Total store count at North America Retail division stood at 1,150 at the end of the quarter. The company during the quarter opened 3 stores, closed 5 stores and relocated 2 stores.
North American Business Solutions' revenue also dipped 4.4% to $841.8 million due to a decline in customer transaction counts. However, average order value grew marginally. To our surprise, operating profit climbed 17.8% to $25.1 million, reflecting a better sales mix.
The International division’s revenue declined 9.6% to $777.8 million (in U.S. dollar terms). The division posted an operating profit of $29.7 million, down 13.2% from the prior-year quarter, reflecting reduced sales volume, partially offset by better pricing management, and lower distribution costs and general and administrative expenses.
International division ended the quarter with 141 company-owned stores. The company opened 2 stores and closed 1 store during the quarter.
Other Financial Details
Office Depot, the operator of office supply stores under brand names such as Office Depot, Foray, Ativa, Break Escapes, Worklife and Christopher Lowell, generated free cash flows of $109 million during the quarter compared to $140.5 million in the prior-year period.

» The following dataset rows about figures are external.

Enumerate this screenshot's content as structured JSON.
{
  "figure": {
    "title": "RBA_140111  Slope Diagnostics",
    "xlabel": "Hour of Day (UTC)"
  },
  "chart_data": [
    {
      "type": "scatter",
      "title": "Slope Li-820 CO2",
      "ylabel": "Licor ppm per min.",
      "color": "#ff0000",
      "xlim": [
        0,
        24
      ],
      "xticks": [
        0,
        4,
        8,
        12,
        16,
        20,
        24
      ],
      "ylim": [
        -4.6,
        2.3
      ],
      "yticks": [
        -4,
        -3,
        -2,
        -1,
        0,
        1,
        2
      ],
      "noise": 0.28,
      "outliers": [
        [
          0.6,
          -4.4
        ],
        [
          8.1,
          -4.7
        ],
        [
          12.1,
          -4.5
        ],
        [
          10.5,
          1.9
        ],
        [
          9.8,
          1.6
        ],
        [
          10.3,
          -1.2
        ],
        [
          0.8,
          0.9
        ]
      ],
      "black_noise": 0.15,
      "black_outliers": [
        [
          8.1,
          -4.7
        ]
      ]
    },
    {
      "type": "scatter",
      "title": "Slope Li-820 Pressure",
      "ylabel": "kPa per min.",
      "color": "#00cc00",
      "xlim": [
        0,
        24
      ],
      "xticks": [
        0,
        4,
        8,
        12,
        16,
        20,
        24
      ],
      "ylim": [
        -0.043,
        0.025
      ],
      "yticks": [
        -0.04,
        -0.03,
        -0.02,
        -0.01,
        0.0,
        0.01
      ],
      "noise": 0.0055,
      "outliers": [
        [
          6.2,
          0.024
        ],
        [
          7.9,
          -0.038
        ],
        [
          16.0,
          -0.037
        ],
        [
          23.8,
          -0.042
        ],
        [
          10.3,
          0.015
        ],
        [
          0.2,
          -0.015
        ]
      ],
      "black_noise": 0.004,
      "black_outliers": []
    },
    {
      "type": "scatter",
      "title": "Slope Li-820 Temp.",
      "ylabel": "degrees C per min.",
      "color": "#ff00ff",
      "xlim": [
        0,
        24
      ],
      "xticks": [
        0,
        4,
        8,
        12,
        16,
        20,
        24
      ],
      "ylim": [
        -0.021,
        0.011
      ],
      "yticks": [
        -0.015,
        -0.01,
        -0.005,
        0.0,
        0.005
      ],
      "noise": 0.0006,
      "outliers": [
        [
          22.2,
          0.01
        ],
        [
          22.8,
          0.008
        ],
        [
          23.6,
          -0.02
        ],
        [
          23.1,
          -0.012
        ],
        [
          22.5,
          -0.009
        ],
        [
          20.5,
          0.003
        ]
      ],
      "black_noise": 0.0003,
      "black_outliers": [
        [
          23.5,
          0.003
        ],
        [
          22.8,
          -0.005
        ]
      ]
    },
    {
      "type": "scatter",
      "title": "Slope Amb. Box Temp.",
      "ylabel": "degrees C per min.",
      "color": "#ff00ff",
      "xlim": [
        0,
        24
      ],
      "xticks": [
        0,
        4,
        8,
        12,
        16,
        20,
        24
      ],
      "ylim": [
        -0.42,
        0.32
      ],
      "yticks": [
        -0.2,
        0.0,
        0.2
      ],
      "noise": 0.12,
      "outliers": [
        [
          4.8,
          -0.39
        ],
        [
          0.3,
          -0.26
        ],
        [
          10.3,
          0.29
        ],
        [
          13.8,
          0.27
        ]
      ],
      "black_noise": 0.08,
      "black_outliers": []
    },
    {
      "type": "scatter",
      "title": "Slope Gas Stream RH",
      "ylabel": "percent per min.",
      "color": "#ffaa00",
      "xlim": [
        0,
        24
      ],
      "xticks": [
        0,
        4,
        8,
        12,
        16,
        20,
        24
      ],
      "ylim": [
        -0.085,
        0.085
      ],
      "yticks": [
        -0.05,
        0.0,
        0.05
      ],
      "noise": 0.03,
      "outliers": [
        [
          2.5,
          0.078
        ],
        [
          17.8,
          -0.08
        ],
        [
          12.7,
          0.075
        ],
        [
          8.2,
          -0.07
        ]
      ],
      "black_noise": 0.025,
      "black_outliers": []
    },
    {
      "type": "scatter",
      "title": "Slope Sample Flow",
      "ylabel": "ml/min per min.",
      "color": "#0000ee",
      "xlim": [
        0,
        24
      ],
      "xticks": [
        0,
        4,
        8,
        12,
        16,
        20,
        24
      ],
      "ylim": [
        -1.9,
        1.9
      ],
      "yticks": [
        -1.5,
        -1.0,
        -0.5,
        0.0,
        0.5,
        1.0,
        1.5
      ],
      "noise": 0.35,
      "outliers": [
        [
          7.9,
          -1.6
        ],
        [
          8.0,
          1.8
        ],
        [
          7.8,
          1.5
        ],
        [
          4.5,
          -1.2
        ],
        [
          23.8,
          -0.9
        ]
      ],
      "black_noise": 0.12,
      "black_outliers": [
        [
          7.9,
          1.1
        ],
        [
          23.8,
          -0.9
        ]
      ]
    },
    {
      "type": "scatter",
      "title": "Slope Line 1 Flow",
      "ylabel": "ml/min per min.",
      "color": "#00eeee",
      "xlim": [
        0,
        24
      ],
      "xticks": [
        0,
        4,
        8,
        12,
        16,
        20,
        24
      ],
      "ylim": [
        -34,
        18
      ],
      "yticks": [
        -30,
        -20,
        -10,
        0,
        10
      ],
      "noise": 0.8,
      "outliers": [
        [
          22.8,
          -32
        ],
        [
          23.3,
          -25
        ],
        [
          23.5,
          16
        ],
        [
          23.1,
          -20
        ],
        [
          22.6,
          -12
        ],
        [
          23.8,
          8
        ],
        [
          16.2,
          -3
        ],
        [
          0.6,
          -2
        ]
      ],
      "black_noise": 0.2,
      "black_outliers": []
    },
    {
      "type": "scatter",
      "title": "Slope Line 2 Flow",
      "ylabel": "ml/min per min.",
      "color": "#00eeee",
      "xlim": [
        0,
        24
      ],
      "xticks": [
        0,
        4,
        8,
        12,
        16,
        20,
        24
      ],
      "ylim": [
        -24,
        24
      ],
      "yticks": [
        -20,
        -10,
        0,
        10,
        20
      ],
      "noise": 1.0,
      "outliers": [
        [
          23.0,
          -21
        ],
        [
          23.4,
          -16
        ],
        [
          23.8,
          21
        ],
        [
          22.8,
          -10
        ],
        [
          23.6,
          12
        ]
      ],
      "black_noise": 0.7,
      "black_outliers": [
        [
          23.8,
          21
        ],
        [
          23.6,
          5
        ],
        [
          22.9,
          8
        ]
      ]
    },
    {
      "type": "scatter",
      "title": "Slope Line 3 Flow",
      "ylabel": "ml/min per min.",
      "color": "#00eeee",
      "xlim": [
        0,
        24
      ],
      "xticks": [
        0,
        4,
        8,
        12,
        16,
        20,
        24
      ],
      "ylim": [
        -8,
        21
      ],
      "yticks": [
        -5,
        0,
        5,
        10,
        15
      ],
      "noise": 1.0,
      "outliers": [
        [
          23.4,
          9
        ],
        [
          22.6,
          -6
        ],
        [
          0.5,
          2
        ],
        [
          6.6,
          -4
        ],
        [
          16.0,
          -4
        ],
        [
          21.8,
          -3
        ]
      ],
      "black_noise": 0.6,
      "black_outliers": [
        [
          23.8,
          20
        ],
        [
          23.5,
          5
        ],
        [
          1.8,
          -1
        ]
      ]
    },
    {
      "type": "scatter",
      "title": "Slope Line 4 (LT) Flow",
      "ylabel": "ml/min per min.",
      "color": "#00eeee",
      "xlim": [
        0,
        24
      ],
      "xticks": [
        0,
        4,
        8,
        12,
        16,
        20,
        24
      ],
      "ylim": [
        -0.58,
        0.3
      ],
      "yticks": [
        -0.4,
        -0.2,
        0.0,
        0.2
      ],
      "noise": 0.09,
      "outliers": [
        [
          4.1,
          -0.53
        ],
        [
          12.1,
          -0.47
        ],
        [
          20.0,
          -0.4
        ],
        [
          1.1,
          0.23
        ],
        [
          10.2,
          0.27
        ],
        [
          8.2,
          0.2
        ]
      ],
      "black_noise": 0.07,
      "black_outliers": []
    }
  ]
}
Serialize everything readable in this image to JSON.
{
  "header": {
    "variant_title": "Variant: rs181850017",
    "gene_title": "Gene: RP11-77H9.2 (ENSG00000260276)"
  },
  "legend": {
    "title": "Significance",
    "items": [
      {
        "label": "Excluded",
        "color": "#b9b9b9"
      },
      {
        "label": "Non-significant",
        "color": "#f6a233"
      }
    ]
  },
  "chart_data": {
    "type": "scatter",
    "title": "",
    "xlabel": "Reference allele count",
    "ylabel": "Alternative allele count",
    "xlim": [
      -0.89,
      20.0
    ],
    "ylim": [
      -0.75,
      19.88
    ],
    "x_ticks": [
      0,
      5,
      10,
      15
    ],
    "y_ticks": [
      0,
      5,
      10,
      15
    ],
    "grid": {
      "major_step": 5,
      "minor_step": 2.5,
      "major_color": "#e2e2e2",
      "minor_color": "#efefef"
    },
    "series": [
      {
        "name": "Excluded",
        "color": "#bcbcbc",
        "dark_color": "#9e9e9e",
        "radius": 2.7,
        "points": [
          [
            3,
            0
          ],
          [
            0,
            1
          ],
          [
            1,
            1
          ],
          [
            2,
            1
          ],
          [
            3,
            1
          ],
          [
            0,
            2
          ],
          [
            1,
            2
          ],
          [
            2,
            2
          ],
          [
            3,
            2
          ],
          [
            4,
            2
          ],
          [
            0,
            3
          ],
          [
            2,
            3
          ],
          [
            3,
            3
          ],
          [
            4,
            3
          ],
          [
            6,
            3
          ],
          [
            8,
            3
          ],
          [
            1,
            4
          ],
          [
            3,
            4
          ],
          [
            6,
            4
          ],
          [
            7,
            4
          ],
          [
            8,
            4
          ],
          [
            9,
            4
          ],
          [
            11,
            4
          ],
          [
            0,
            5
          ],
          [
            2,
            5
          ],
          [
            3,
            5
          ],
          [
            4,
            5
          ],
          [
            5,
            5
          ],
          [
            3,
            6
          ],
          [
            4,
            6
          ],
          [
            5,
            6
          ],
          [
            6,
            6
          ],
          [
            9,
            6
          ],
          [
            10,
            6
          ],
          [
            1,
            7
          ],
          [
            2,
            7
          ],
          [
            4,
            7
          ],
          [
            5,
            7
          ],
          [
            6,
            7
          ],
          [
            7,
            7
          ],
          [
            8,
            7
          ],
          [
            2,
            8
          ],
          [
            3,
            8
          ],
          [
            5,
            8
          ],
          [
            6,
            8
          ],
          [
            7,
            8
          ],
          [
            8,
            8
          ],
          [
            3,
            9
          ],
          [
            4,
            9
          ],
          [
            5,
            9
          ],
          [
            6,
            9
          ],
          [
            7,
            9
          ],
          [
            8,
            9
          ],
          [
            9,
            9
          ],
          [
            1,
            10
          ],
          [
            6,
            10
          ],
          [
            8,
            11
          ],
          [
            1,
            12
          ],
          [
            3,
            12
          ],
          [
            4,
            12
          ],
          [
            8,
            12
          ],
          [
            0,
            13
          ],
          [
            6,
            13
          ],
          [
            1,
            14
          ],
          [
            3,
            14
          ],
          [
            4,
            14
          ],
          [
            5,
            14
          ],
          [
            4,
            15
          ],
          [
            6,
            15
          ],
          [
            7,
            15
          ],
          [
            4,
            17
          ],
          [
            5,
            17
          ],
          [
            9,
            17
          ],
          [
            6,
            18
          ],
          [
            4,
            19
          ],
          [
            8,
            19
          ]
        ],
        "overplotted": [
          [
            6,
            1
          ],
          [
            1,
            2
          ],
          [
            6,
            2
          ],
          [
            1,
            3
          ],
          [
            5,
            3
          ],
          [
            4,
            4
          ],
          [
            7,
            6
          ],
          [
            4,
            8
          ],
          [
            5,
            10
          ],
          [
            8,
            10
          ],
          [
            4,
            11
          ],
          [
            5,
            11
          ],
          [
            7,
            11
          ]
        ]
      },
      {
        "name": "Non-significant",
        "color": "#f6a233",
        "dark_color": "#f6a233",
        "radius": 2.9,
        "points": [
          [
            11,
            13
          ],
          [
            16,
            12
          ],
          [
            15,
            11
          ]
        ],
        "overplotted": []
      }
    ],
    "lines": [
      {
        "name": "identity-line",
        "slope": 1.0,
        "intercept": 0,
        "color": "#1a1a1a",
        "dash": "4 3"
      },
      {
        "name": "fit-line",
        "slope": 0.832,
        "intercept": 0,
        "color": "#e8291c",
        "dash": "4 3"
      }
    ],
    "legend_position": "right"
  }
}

The company ended the quarter with cash and cash equivalents of $678.7 million, total long-term debt of $657.2 million (reflecting debt-to-capitalization ratio of 44.8%), and shareholders’ equity of $809.7 million. Capital expenditures for the quarter were $37.3 million.
Office Depot is repositioning itself to keep afloat in a difficult consumer environment. The company is containing costs, closing underperforming stores, reducing exposure to higher dollar-value inventory items, shuttering non-critical distribution facilities and focusing on providing innovative products and services, which should all contribute to margin improvement.
Furthermore, the company has always been looking for accretive opportunities to enhance its global footprint. Office Depot is reviewing capital-efficient opportunities to expand its reach in Eastern Europe, Asia and South America. The company believes that India and China will provide significant growth opportunities.
However, the company’s decision of not participating in the bid to renew the Los Angeles County office supplies contract, which is set to expire on January 1, 2011, may hamper its financial condition and keep the stock under pressure.
Moreover, we remain cautious about the macro-economic environment and sluggish job market. The recovery in the economy still lacks luster. As a result, consumers and small businesses still remain watchful about their spending on big-ticket items such as business machines and other durable products. We observe that the demand for office products is closely tied to the health of the economy.
We remain Neutral on the stock. Office Depot, which competes with Staples Inc. (SPLS) and OfficeMax Inc. (OMX), holds a Zacks #3 Rank, which translates into a short-term ‘Hold’ recommendation, and correlates with our view.
In a separate story, Office Depot declared that Steve Odland, who has been the Chairman and Chief Executive Officer of the company since 2005, has resigned effective November 1, 2010.